Acclaimed filmmaker John Hancock returns to the theatre with production of a spy thriller drama

Hollywood film and TV director John Hancock has returned to his theatre roots. “The Brother,” the play he wrote and directed, previews Aug. 23 at the Theatre Building Chicago.

The untold story of the infamous spies of the ?50s, Ethel and Julius Rosenberg, is based on the book by New York Times editor Sam Roberts.

The Hancock Productions’ drama follows the espionage trial that led to the execution of the Rosenbergs, and focuses on Ethel Rosenberg’s brother, David Greenglass, the spy ring’s man inside Los Alamos, where the U.S. was developing the atomic bomb.

Starring as Greenglass is Robert Breuler, a 20-year member of Steppenwolf and winner of a Joe Jefferson Award.

Hancock, a Harvard graduate, studied theater in Europe on a grant from Harvard. He directed plays for 15 years, winning numerous awards, until he became a movie director in 1970.

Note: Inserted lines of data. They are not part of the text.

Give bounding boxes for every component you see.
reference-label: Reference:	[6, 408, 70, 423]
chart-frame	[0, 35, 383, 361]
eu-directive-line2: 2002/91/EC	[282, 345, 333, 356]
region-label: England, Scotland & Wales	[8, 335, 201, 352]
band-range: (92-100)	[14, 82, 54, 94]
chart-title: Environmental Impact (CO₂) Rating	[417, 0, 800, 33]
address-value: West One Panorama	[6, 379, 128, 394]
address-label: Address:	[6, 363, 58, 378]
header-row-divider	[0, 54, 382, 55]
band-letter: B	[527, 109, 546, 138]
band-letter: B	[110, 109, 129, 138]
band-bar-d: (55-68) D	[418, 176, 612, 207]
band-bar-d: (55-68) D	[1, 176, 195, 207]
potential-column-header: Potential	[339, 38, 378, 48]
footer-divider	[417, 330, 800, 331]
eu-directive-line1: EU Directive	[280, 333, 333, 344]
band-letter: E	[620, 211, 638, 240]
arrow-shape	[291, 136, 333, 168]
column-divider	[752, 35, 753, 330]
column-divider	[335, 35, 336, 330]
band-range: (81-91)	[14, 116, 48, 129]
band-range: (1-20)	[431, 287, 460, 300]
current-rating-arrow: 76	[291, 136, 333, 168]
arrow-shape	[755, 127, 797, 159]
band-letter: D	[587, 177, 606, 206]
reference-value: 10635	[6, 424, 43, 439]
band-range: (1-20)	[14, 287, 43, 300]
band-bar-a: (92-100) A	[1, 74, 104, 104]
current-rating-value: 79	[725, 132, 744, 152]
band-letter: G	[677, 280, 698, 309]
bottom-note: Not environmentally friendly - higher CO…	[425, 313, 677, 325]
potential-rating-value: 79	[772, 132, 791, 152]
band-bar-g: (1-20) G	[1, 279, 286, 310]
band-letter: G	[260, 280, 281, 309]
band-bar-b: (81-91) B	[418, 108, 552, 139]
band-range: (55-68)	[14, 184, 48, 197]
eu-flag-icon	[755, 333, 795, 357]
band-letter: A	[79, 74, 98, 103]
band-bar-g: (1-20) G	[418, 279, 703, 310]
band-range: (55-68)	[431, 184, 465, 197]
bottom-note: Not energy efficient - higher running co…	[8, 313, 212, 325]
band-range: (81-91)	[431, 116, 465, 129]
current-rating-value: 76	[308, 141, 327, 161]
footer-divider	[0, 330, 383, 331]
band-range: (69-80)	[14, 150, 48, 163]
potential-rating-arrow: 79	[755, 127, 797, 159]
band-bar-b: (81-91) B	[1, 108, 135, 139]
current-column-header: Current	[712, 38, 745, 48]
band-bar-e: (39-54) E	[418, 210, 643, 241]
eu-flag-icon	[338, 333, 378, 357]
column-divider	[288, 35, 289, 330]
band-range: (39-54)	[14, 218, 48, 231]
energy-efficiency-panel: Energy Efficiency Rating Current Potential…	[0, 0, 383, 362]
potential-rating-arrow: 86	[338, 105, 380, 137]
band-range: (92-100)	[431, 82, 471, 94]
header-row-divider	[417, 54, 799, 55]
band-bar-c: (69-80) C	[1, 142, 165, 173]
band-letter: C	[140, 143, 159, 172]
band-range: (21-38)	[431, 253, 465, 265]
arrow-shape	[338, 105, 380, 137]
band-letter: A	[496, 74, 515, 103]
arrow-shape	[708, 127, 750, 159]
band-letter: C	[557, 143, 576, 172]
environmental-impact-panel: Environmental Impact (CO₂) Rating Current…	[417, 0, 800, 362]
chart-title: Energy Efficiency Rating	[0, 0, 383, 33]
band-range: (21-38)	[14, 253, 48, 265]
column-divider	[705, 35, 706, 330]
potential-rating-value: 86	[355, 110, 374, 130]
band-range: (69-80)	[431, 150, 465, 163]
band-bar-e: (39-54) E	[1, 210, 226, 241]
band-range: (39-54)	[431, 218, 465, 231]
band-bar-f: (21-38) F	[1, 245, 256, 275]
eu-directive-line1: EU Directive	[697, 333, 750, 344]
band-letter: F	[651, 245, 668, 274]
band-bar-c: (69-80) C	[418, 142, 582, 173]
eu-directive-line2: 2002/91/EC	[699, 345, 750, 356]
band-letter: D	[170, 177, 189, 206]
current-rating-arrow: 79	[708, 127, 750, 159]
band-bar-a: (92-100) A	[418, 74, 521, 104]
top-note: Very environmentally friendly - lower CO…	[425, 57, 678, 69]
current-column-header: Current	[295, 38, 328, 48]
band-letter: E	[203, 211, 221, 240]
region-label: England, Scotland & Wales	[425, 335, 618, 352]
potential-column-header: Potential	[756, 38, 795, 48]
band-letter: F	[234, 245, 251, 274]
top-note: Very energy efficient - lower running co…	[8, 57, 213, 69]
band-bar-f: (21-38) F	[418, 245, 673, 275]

His most famous film, considered the best sports film ever made, is the 1973 “Bang the Drum Slowly,” starring Robert De Niro and Michael Moriarty.

Some of the features that followed were “California Dreaming,” “Baby Blue Marine,” “Weeds,” and “Prancer,” which he shot on his family fruit farm in 1993.

Interspersed throughout the Hollywood years were numerous TV episodes for top rated prime time shows like “Hill St. Blues,” “The Twilight Zone” and “Lady Blue,” a TV series filmed in Chicago.

Hancock lived in Los Angeles from 1974 to 1993. “I was determined to like it,” he once told an interviewer, “and I succeeded for about six months. Our Malibu house was burned up in a big brush fire in 1993 and we moved to Indiana.”